Но однако, несмотря на такое мирное настроение крестьян, помещики сильно перепугались и стали наспех проявлять не совсем им свойственную милость к крестьянам, раздавать кое-кому скот, давать взаймы хлеба и т. п., раздавать в аренду землю по более дешевым ценам.
Наш помещик И. С. Шибаев приказал тоже выдать крестьянам хлеба, и его управляющий Д. И. Болтин с большой неохоткой исполнил это поручение. Ему было жаль раздавать даром, так как крестьян он знал наперечет, зная их недостатки и лицемерие перед хозяином да к тому же чувствовал, что этот так называемый "господский хлеб" приобретается вовсе не господской заботой, а его старанием уметь ладить с мужиками и направлять людской труд на его приобретение.
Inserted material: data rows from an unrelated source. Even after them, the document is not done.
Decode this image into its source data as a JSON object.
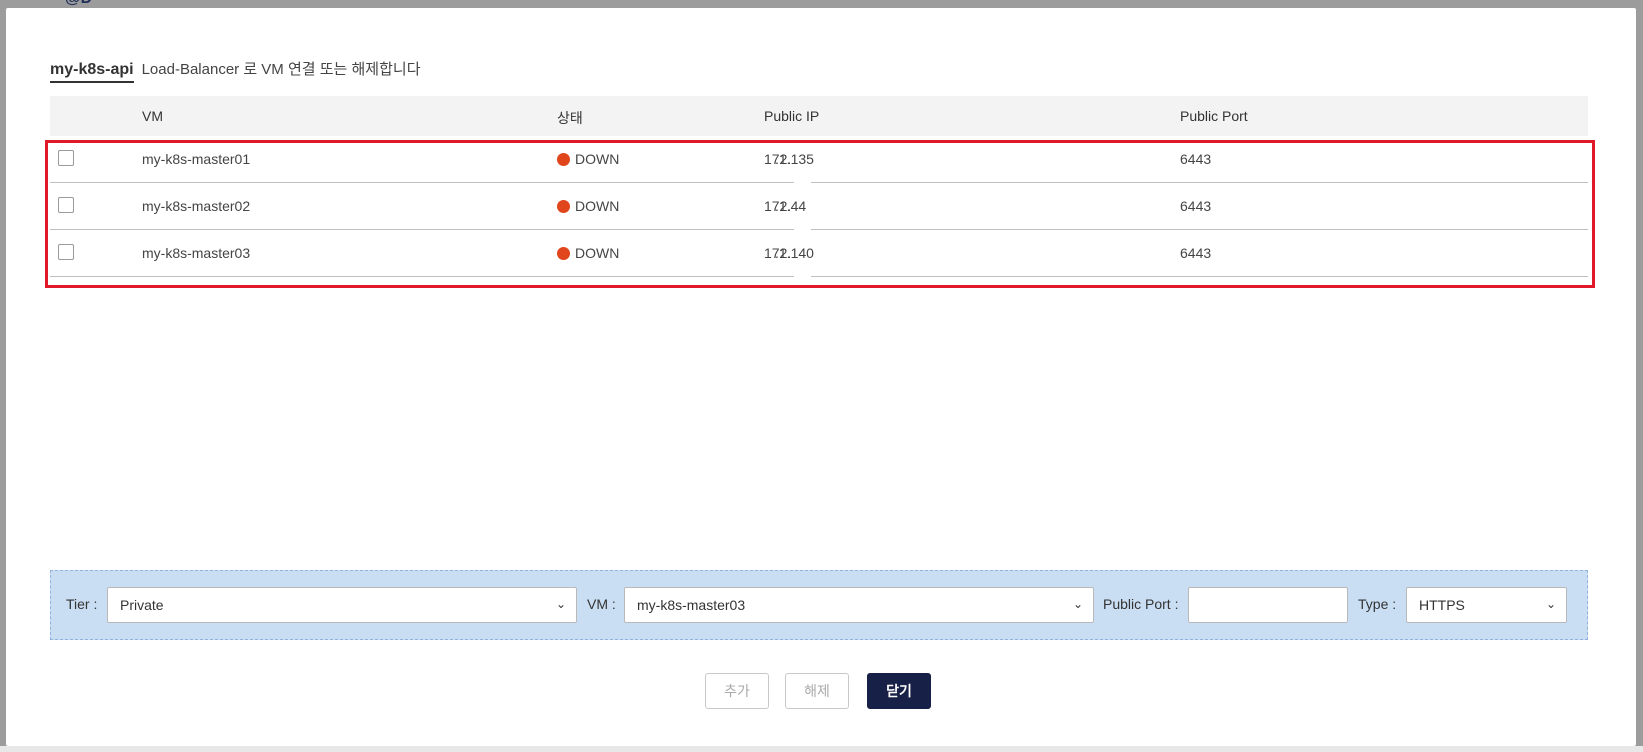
{
  "background": {
    "top_fragment": "@D"
  },
  "dialog": {
    "lb_name": "my-k8s-api",
    "description": "Load-Balancer 로 VM 연결 또는 해제합니다"
  },
  "table": {
    "headers": {
      "vm": "VM",
      "status": "상태",
      "public_ip": "Public IP",
      "public_port": "Public Port"
    },
    "rows": [
      {
        "vm": "my-k8s-master01",
        "status": "DOWN",
        "ip_prefix": "172.",
        "ip_suffix": ".1.135",
        "port": "6443"
      },
      {
        "vm": "my-k8s-master02",
        "status": "DOWN",
        "ip_prefix": "172.",
        "ip_suffix": ".1.44",
        "port": "6443"
      },
      {
        "vm": "my-k8s-master03",
        "status": "DOWN",
        "ip_prefix": "172.",
        "ip_suffix": ".1.140",
        "port": "6443"
      }
    ],
    "status_color": "#e0451c",
    "highlight_color": "#e0192a"
  },
  "form": {
    "tier_label": "Tier :",
    "tier_value": "Private",
    "vm_label": "VM :",
    "vm_value": "my-k8s-master03",
    "port_label": "Public Port :",
    "port_value": "",
    "type_label": "Type :",
    "type_value": "HTTPS"
  },
  "buttons": {
    "add": "추가",
    "remove": "해제",
    "close": "닫기"
  },
  "colors": {
    "form_bg": "#c9def3",
    "close_button": "#172046"
  }
}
При участии священника и учительницы Рожковой были составлены списки чуть ли не поголовно всех подряд из трех деревень, и управляющий выдал от 3 до 10 пудов на семью по этим спискам. Но, несмотря на это, помещик дрожал перед возможностью насилий со стороны мужиков.
206
Произошел и такой случай. С горы попова поля, по дороге к имению темным вечером шли двое пьяных фабричных (из вернувшихся с фабрики) и во все горло орали песни: "Вставай, поднимайся, рабочий народ" и "Отречемся от старого мира", а в промежутках ругались скверными словами по адресу управляющего Болтина и грозили разнести имение. Имение в это время охранялось двумя вооруженными сторожами, они-то с перепугу и сообщили Болтину, что толпа в двести человек идет громить господскую усадьбу. Тотчас же послали верхового, чтобы проверить, идут ли и если идут, то чей народ? Верховой тоже перепугался и, ничего не узнавши, подтвердил: "Идут две деревни, и все с топорами и с ломами!" Хозяина не было дома, а хозяйка со своею родней так перепугалась, что тотчас же уехала на лошадях в соседнюю деревню, где у нее были дружеские связи с женщинами, и в этой деревне ночевала. Разбежалась со страха и вся дворня, и только Болтин со старостой, имея ружья, поджидали всю ночь воображаемых громил. А вместо них подошли пьяные, которых он хорошо знал, они ругались и кричали, что они "авангард революции", а за ними идут сотни. Они попросили у него по стаканчику, и Болтин их напоил до того, что они так и ночевали где-то около усадьбы в канаве, не имея сил добраться до дому. Утром, когда все вернулись и страхи улеглись, смеху было на всю деревню. Больше всего досталось сторожам и верховому за их трусость.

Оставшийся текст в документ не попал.